What features of modern regular expressions are not regular? Examples would be helpful.

The first thing that comes to mind is backreferences:

(\w*)\s\1

(matches a group of word characters, followed by a space character and then the same group previously matched) eg: hello hello matches, hello world doesn't.

This construct is not regular (ie: can't be generated by a regular grammar).

Another feature supported by Perl Compatible RegExp (PCRE) that is not regular are recursive patterns:

\((a*|(?R))*\)

This can be used to match any combination of balanced parentheses and "a"s (from wikipedia)

A couple of examples:

• Regular expressions support grouping. E.g. in Ruby: /my (group)/.match("my group")[1] will output "group". storing something in a group requires an external storage, which a finite automaton does not have.
• Many languages, e.g. C#, support captures, i.e. that each match will be captured on a stack - for example the pattern (?<MYGROUP>.)* could perform multiple captures of "." in the same group.
• Grouping are used for backreferencing as pointed out by the user NullUserException above. Backreferencing requires one or more external stacks with the power of a push-down-automaton (you have to be able to push something on a stack and peek or pop it afterwards.
• Some engines have the possibility of seperately pushing and popping external stacks and checking whether the stack is empty. In .NET, actually (?<MYGROUP>test) pushes a stack, while (?<-MYGROUP>) pops a stack.
• Some engines like the .NET engine have a balanced grouping concept - where an external stack can be both pushed and popped at the same time. Balanced grouping syntax is (?<FIRSTGROUP-LASTGROUP>) which pops the LASTGROUP and pushes the capture since the LASTGROUP index on the FIRSTGROUP stack. This can actually be used to match infinitely nested constructions which is definitely beyond the power of a finite automaton.

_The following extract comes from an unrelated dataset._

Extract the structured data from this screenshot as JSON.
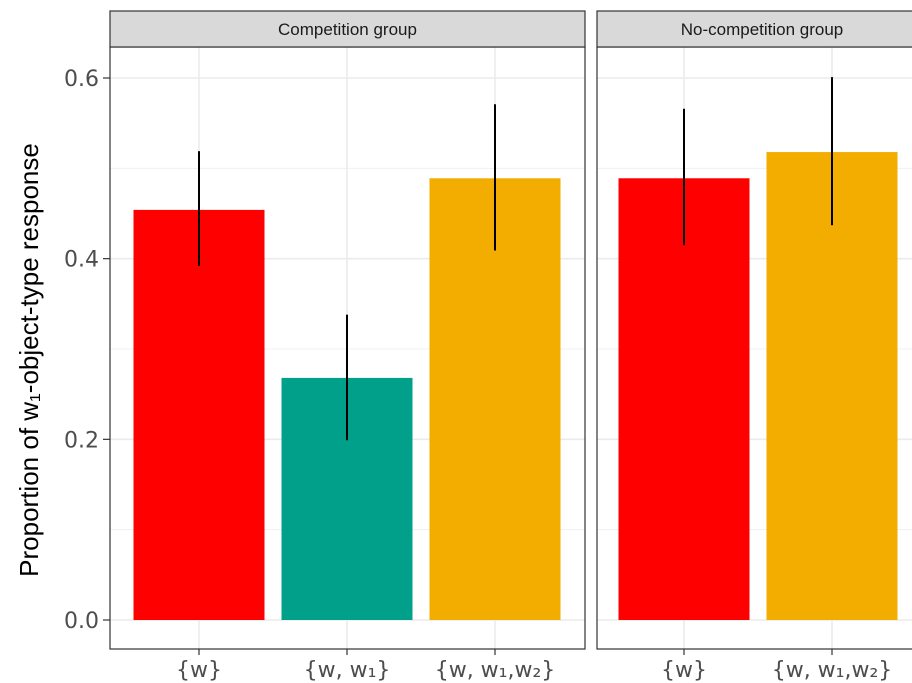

Probably other good examples exist :-) If you are further interessted in some of the implementation details of external stacks in combination with Regex's and balanced grouping and thus higher order automata than finite automata, I once wrote two short articles on this (http://www.codeproject.com/KB/recipes/Nested_RegEx_explained.aspx and http://www.codeproject.com/KB/recipes/RegEx_Balanced_Grouping.aspx).

Anyway - finitieness or not - I blieve that the power that this extra stuff brings to the regular languages is great :-)

Br. Morten

A deterministic or nondeterministic finite automaton recognizes just the regular languages, which are described by regular expressions. The definition of a regular expression is simple. Let S be an alphabet. Then the empty set, the empty string, and every element of S are regular expressions (over S). Let u and v be regular expressions. Then the union (u | v), concatenation (uv), and closure (u*) of u and v are regular expressions over S. This definition is easily extended to the regular languages. No other expression is a regular expression. As pointed out, some back-references are an example. The Wikipedia pages on regular languages and expressions are good references.

In essence, certain "regular expressions" are not regular because no automaton of a particular type can be constructed to recognize them. For example, the the language

{ a^ i b^ i : i <= 0 }

is not regular. This is because the accepting automaton would require infinitely many states, but an automaton accepting regular languages must have a finite number of states.